Dr. Holmes did his doctoral research in the same village in Samoa where Margaret Mead studied adolescent girls.
A past chair of WSU's anthropology department, Dr. Holmes taught at WSU from 1959 to 1990. He also authored numerous books.
"I took my first anthropology course from him in the early 1960s, and he was one of the most popular teachers," said Jerry Martin, director of the Lowell D. Holmes Museum of Anthropology at WSU. "He would have 500 to
600 students at each class. He had a tremendous effect on my life and is the reason I became an
In 1967, Dr. Holmes negotiated the split of the WSU department of anthropology from sociology and served as the first department chair.
He established the Museum of Anthropology and founded Lambda Alpha, the international honor society for anthropology students.
"There are chapters of Lambda Alpha in almost every major university in the country," Martin said.
In 1987, when a national debate over Mead's work went from anthropology circles to national talk shows such as "The Phil Donahue Show," Dr. Holmes published a book, "The Mead/Freeman Controversy & Beyond."
Dr. Holmes' book refuted Derek Freeman's book —"Margaret Mead and Samoa: the Making and Unmaking of an Anthropological Myth," which became a best-seller — as well as Mead.
Dr. Holmes claimed Freeman's work was shallow and that it wasn't so much an attack against Mead as American anthropology; and Mead — he told a Wichita Eagle reporter in 1987 — was "a populizer and many academians don't like popularizers. She was very popular, and she made a lot of money."
In 1990, when Dr. Holmes retired, he received the National Distinguished Teaching Award from the National Association of Student Anthropology. And, in 1968, he received the Kansas Regents Excellence in Teaching Award.

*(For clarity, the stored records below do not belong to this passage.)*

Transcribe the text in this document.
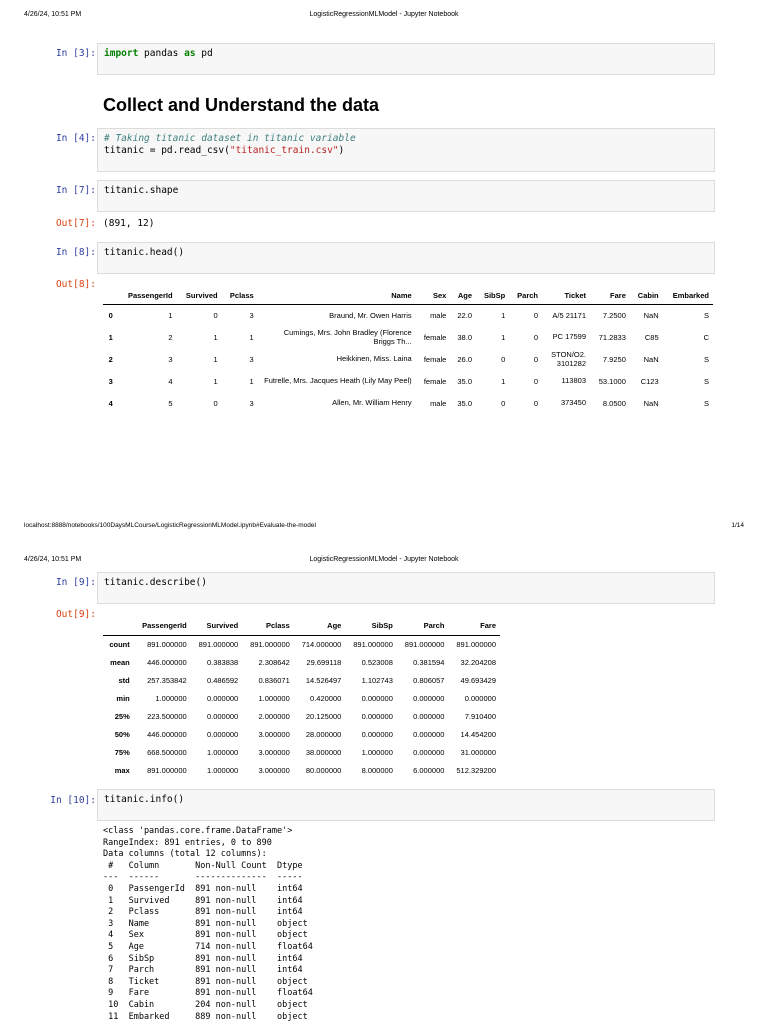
4/26/24, 10:51 PM	LogisticRegressionMLModel - Jupyter Notebook
In [3]: import pandas as pd
Collect and Understand the data
In [4]: # Taking titanic dataset in titanic variable
titanic = pd.read_csv("titanic_train.csv")
In [7]: titanic.shape
Out[7]: (891, 12)
In [8]: titanic.head()
Out[8]:
	PassengerId	Survived	Pclass	Name	Sex	Age	SibSp	Parch	Ticket	Fare	Cabin	Embarked
0	1	0	3	Braund, Mr. Owen Harris	male	22.0	1	0	A/5 21171	7.2500	NaN	S
1	2	1	1	Cumings, Mrs. John Bradley (Florence Briggs Th...	female	38.0	1	0	PC 17599	71.2833	C85	C
2	3	1	3	Heikkinen, Miss. Laina	female	26.0	0	0	STON/O2. 3101282	7.9250	NaN	S
3	4	1	1	Futrelle, Mrs. Jacques Heath (Lily May Peel)	female	35.0	1	0	113803	53.1000	C123	S
4	5	0	3	Allen, Mr. William Henry	male	35.0	0	0	373450	8.0500	NaN	S
localhost:8888/notebooks/100DaysMLCourse/LogisticRegressionMLModel.ipynb#Evaluate-the-model	1/14
4/26/24, 10:51 PM	LogisticRegressionMLModel - Jupyter Notebook
In [9]: titanic.describe()
Out[9]:
	PassengerId	Survived	Pclass	Age	SibSp	Parch	Fare
count	891.000000	891.000000	891.000000	714.000000	891.000000	891.000000	891.000000
mean	446.000000	0.383838	2.308642	29.699118	0.523008	0.381594	32.204208
std	257.353842	0.486592	0.836071	14.526497	1.102743	0.806057	49.693429
min	1.000000	0.000000	1.000000	0.420000	0.000000	0.000000	0.000000
25%	223.500000	0.000000	2.000000	20.125000	0.000000	0.000000	7.910400
50%	446.000000	0.000000	3.000000	28.000000	0.000000	0.000000	14.454200
75%	668.500000	1.000000	3.000000	38.000000	1.000000	0.000000	31.000000
max	891.000000	1.000000	3.000000	80.000000	8.000000	6.000000	512.329200
In [10]: titanic.info()
<class 'pandas.core.frame.DataFrame'>
RangeIndex: 891 entries, 0 to 890
Data columns (total 12 columns):
#   Column       Non-Null Count  Dtype
---  ------       --------------  -----
0   PassengerId  891 non-null    int64
1   Survived     891 non-null    int64
2   Pclass       891 non-null    int64
3   Name         891 non-null    object
4   Sex          891 non-null    object
5   Age          714 non-null    float64
6   SibSp        891 non-null    int64
7   Parch        891 non-null    int64
8   Ticket       891 non-null    object
9   Fare         891 non-null    float64
10  Cabin        204 non-null    object
11  Embarked     889 non-null    object
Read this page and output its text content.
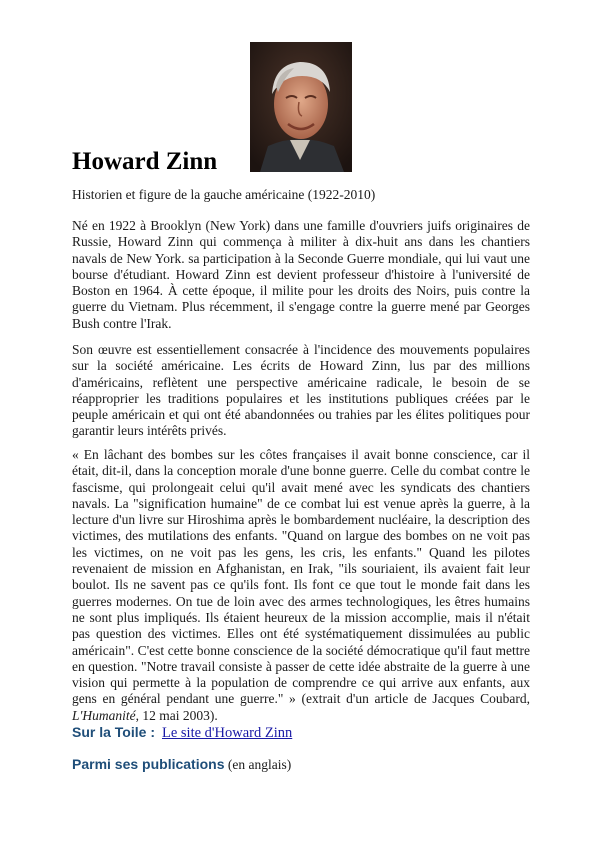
Howard Zinn

Historien et figure de la gauche américaine (1922-2010)

Né en 1922 à Brooklyn (New York) dans une famille d'ouvriers juifs originaires de Russie, Howard Zinn qui commença à militer à dix-huit ans dans les chantiers navals de New York. sa participation à la Seconde Guerre mondiale, qui lui vaut une bourse d'étudiant. Howard Zinn est devient professeur d'histoire à l'université de Boston en 1964. À cette époque, il milite pour les droits des Noirs, puis contre la guerre du Vietnam. Plus récemment, il s'engage contre la guerre mené par Georges Bush contre l'Irak.

Son œuvre est essentiellement consacrée à l'incidence des mouvements populaires sur la société américaine. Les écrits de Howard Zinn, lus par des millions d'américains, reflètent une perspective américaine radicale, le besoin de se réapproprier les traditions populaires et les institutions publiques créées par le peuple américain et qui ont été abandonnées ou trahies par les élites politiques pour garantir leurs intérêts privés.

« En lâchant des bombes sur les côtes françaises il avait bonne conscience, car il était, dit-il, dans la conception morale d'une bonne guerre. Celle du combat contre le fascisme, qui prolongeait celui qu'il avait mené avec les syndicats des chantiers navals. La "signification humaine" de ce combat lui est venue après la guerre, à la lecture d'un livre sur Hiroshima après le bombardement nucléaire, la description des victimes, des mutilations des enfants. "Quand on largue des bombes on ne voit pas les victimes, on ne voit pas les gens, les cris, les enfants." Quand les pilotes revenaient de mission en Afghanistan, en Irak, "ils souriaient, ils avaient fait leur boulot. Ils ne savent pas ce qu'ils font. Ils font ce que tout le monde fait dans les guerres modernes. On tue de loin avec des armes technologiques, les êtres humains ne sont plus impliqués. Ils étaient heureux de la mission accomplie, mais il n'était pas question des victimes. Elles ont été systématiquement dissimulées au public américain". C'est cette bonne conscience de la société démocratique qu'il faut mettre en question. "Notre travail consiste à passer de cette idée abstraite de la guerre à une vision qui permette à la population de comprendre ce qui arrive aux enfants, aux gens en général pendant une guerre." » (extrait d'un article de Jacques Coubard, L'Humanité, 12 mai 2003).

Sur la Toile : Le site d'Howard Zinn

Parmi ses publications (en anglais)
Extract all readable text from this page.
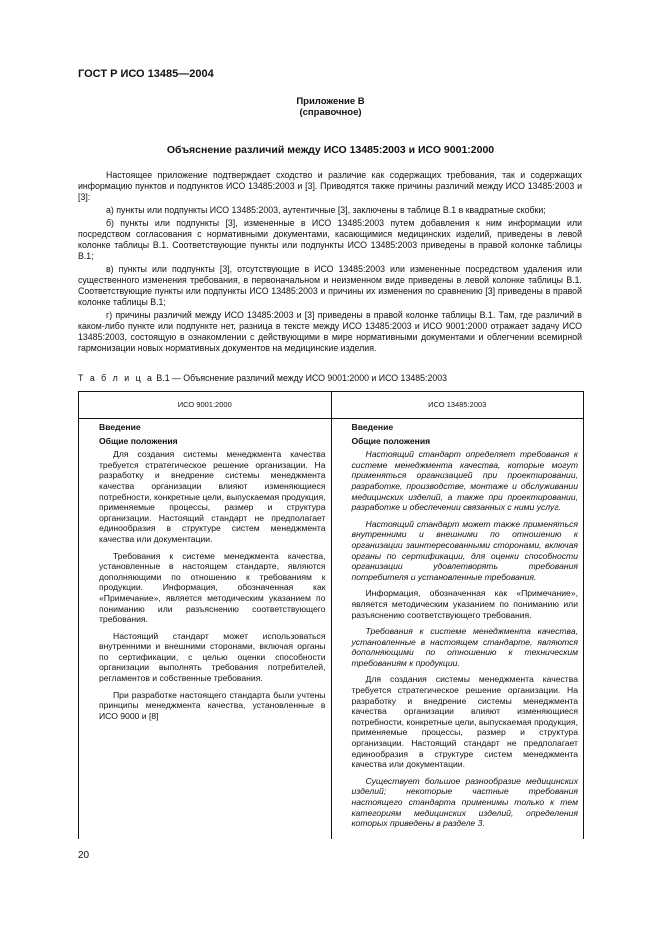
ГОСТ Р ИСО 13485—2004
Приложение В
(справочное)
Объяснение различий между ИСО 13485:2003 и ИСО 9001:2000

Настоящее приложение подтверждает сходство и различие как содержащих требования, так и содержащих информацию пунктов и подпунктов ИСО 13485:2003 и [3]. Приводятся также причины различий между ИСО 13485:2003 и [3]:

а) пункты или подпункты ИСО 13485:2003, аутентичные [3], заключены в таблице В.1 в квадратные скобки;

б) пункты или подпункты [3], измененные в ИСО 13485:2003 путем добавления к ним информации или посредством согласования с нормативными документами, касающимися медицинских изделий, приведены в левой колонке таблицы В.1. Соответствующие пункты или подпункты ИСО 13485:2003 приведены в правой колонке таблицы В.1;

в) пункты или подпункты [3], отсутствующие в ИСО 13485:2003 или измененные посредством удаления или существенного изменения требования, в первоначальном и неизменном виде приведены в левой колонке таблицы В.1. Соответствующие пункты или подпункты ИСО 13485:2003 и причины их изменения по сравнению [3] приведены в правой колонке таблицы В.1;

г) причины различий между ИСО 13485:2003 и [3] приведены в правой колонке таблицы В.1. Там, где различий в каком-либо пункте или подпункте нет, разница в тексте между ИСО 13485:2003 и ИСО 9001:2000 отражает задачу ИСО 13485:2003, состоящую в ознакомлении с действующими в мире нормативными документами и облегчении всемирной гармонизации новых нормативных документов на медицинские изделия.

Т а б л и ц а В.1 — Объяснение различий между ИСО 9001:2000 и ИСО 13485:2003
ИСО 9001:2000	ИСО 13485:2003
Введение
Общие положения

Для создания системы менеджмента качества требуется стратегическое решение организации. На разработку и внедрение системы менеджмента качества организации влияют изменяющиеся потребности, конкретные цели, выпускаемая продукция, применяемые процессы, размер и структура организации. Настоящий стандарт не предполагает единообразия в структуре систем менеджмента качества или документации.

Требования к системе менеджмента качества, установленные в настоящем стандарте, являются дополняющими по отношению к требованиям к продукции. Информация, обозначенная как «Примечание», является методическим указанием по пониманию или разъяснению соответствующего требования.

Настоящий стандарт может использоваться внутренними и внешними сторонами, включая органы по сертификации, с целью оценки способности организации выполнять требования потребителей, регламентов и собственные требования.

При разработке настоящего стандарта были учтены принципы менеджмента качества, установленные в ИСО 9000 и [8]

Введение
Общие положения

Настоящий стандарт определяет требования к системе менеджмента качества, которые могут применяться организацией при проектировании, разработке, производстве, монтаже и обслуживании медицинских изделий, а также при проектировании, разработке и обеспечении связанных с ними услуг.

Настоящий стандарт может также применяться внутренними и внешними по отношению к организации заинтересованными сторонами, включая органы по сертификации, для оценки способности организации удовлетворять требования потребителя и установленные требования.

Информация, обозначенная как «Примечание», является методическим указанием по пониманию или разъяснению соответствующего требования.

Требования к системе менеджмента качества, установленные в настоящем стандарте, являются дополняющими по отношению к техническим требованиям к продукции.

Для создания системы менеджмента качества требуется стратегическое решение организации. На разработку и внедрение системы менеджмента качества организации влияют изменяющиеся потребности, конкретные цели, выпускаемая продукция, применяемые процессы, размер и структура организации. Настоящий стандарт не предполагает единообразия в структуре систем менеджмента качества или документации.

Существует большое разнообразие медицинских изделий; некоторые частные требования настоящего стандарта применимы только к тем категориям медицинских изделий, определения которых приведены в разделе 3.

20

"He was a truth seeker," said Arthur Rohn, a retired WSU anthropology professor. "He went out to try to expand on what Margaret Mead did, add to what she did and straighten out the things he disagreed with. What made him remarkable was his expression of ideas and his steadiness. He was always trying to get the truth out of a matter."
Dr. Holmes wasn't afraid of taking on university officials when they threatened departmental cutbacks.
In 1990, he took on then-WSU president Warren Armstrong saying he feared WSU was becoming "a kind of technical trade school that is training people for jobs without educating them."
Dr. Holmes is survived by his wife, Ellen, and five children.